Monday, November 4, 2013

Harlem Explication

Langston Hughes was a writer during the Harlem Renaissance. The name represents the movement, although at the time it was not called the Harlem renaissance, this literary movement of black culture into pop culture created a new, or rather, different respect for black culture. The poem is made up of rhetorical questions, suggesting the narrator’s questionable attitude towards this movement. Or maybe the opposite; that the author finally will get his chance to make his “dream deferred” come true. Hughes uses many similes including the infamous “like a raisin in the sun”, which suggests that the “dream deferred” could be put off too long. That, like a raisin, it will dry up, losing all its pizzazz. Using the comparison to other food, “rotten meat” and “syrupy sweet” suggests that one’s talent and dreams have a critical period of which they are ripe or well, but after that they may become “rotten” or “crust and sugar over”.
By saying it might “just [sag] / like a heavy load” could be meant to say it drags one down. It could even mean that not achieving ones dream can cause a sense of depression. This is its own stanza toward the bottom of the poem and is secured by a period, the only period in the poem. All this further symbolized the weight of a “dream deferred”.
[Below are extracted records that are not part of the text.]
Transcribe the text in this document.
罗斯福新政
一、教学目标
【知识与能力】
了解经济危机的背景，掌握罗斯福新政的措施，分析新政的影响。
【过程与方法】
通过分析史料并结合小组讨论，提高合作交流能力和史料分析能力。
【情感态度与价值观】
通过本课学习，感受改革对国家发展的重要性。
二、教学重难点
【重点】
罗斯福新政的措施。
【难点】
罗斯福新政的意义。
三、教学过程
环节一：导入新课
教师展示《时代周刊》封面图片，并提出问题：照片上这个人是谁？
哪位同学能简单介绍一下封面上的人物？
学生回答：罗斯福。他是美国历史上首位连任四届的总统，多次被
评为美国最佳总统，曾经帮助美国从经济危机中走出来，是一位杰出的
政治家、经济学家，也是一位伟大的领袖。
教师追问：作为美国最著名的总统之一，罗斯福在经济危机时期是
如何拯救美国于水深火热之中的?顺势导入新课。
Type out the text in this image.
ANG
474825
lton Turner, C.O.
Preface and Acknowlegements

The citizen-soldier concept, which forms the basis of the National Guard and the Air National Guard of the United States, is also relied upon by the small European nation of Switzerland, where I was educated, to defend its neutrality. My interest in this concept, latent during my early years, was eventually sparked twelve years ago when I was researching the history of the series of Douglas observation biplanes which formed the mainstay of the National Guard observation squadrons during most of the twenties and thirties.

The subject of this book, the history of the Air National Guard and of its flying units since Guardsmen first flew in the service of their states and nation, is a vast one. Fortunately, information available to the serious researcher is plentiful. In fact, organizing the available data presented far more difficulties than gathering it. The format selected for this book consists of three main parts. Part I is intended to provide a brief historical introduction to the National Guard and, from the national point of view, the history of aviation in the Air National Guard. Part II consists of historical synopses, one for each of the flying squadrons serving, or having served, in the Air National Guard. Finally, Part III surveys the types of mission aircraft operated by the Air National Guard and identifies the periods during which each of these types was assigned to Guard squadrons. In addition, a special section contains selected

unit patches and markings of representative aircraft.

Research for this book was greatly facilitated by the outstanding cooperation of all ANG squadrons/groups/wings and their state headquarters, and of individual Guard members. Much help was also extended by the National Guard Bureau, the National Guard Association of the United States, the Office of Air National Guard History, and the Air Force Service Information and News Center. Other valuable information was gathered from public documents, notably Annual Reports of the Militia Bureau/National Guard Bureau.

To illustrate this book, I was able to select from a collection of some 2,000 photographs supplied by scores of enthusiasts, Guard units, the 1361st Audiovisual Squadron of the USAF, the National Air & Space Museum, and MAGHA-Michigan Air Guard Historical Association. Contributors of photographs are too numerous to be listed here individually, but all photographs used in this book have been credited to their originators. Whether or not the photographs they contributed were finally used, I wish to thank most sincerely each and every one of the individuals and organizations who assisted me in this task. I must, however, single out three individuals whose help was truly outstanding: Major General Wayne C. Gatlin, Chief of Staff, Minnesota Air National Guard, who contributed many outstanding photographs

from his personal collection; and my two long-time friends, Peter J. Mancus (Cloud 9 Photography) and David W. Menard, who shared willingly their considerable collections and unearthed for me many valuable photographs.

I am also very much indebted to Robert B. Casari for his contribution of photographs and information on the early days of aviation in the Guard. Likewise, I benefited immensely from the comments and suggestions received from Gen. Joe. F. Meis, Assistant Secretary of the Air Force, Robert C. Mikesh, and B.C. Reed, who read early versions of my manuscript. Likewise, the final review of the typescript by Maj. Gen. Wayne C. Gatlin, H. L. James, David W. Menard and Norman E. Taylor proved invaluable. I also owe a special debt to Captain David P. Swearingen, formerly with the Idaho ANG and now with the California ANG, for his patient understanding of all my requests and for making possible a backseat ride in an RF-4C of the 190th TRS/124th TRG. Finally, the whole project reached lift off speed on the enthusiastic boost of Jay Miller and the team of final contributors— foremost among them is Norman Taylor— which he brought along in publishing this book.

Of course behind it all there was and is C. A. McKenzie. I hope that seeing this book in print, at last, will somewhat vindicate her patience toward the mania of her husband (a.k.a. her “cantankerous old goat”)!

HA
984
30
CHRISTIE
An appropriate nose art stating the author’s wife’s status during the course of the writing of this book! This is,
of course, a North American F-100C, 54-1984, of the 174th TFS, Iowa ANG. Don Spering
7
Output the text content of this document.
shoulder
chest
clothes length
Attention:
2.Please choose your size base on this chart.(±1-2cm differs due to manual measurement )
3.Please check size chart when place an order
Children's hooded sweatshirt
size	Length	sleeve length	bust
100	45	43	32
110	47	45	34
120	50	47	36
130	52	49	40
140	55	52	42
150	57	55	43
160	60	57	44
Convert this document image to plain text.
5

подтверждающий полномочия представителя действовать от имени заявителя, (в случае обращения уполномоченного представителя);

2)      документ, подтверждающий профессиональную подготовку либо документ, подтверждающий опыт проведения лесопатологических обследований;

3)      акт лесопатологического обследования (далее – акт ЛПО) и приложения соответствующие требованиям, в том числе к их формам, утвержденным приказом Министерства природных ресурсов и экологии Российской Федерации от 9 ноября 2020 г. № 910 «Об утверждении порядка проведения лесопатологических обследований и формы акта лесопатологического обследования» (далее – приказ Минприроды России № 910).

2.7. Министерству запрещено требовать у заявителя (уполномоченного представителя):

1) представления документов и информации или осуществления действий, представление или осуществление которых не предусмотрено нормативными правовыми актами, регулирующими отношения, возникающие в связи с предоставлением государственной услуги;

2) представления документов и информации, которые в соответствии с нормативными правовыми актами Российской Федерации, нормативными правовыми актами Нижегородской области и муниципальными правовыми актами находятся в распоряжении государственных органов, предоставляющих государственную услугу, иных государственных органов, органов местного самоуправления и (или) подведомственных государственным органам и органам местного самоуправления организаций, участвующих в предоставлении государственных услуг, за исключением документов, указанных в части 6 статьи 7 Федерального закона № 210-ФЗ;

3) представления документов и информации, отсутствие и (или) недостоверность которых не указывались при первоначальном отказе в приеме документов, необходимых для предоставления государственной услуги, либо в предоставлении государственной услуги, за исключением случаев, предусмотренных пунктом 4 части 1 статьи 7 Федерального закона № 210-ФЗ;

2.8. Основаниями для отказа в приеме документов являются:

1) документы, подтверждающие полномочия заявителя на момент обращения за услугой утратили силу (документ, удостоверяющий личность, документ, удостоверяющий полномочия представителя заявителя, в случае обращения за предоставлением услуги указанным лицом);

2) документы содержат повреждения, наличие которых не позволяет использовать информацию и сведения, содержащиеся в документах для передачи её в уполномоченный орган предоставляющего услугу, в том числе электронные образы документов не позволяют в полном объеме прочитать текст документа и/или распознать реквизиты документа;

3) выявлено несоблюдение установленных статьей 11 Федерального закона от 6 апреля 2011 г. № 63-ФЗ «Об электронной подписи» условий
This could have occurred for many black artists before the time period however, during the Harlem renaissance, their deferred dreams could be made into a reality and “explode” much like Langston Hughes’.  This last rhetorical question suggests a hopeful outcome, unlike the previous part of the poem which was quite bleak. It could also be interpreted as negative, that the dream was built up for so long that when it comes to a head, it “explode[s]” which could result in calamity. However, I interpret it in a positive way, in which Hughes gives hope to other artists chasing their dreams, for the Harlem Renaissance was the ultimate time for blacks to display their talents.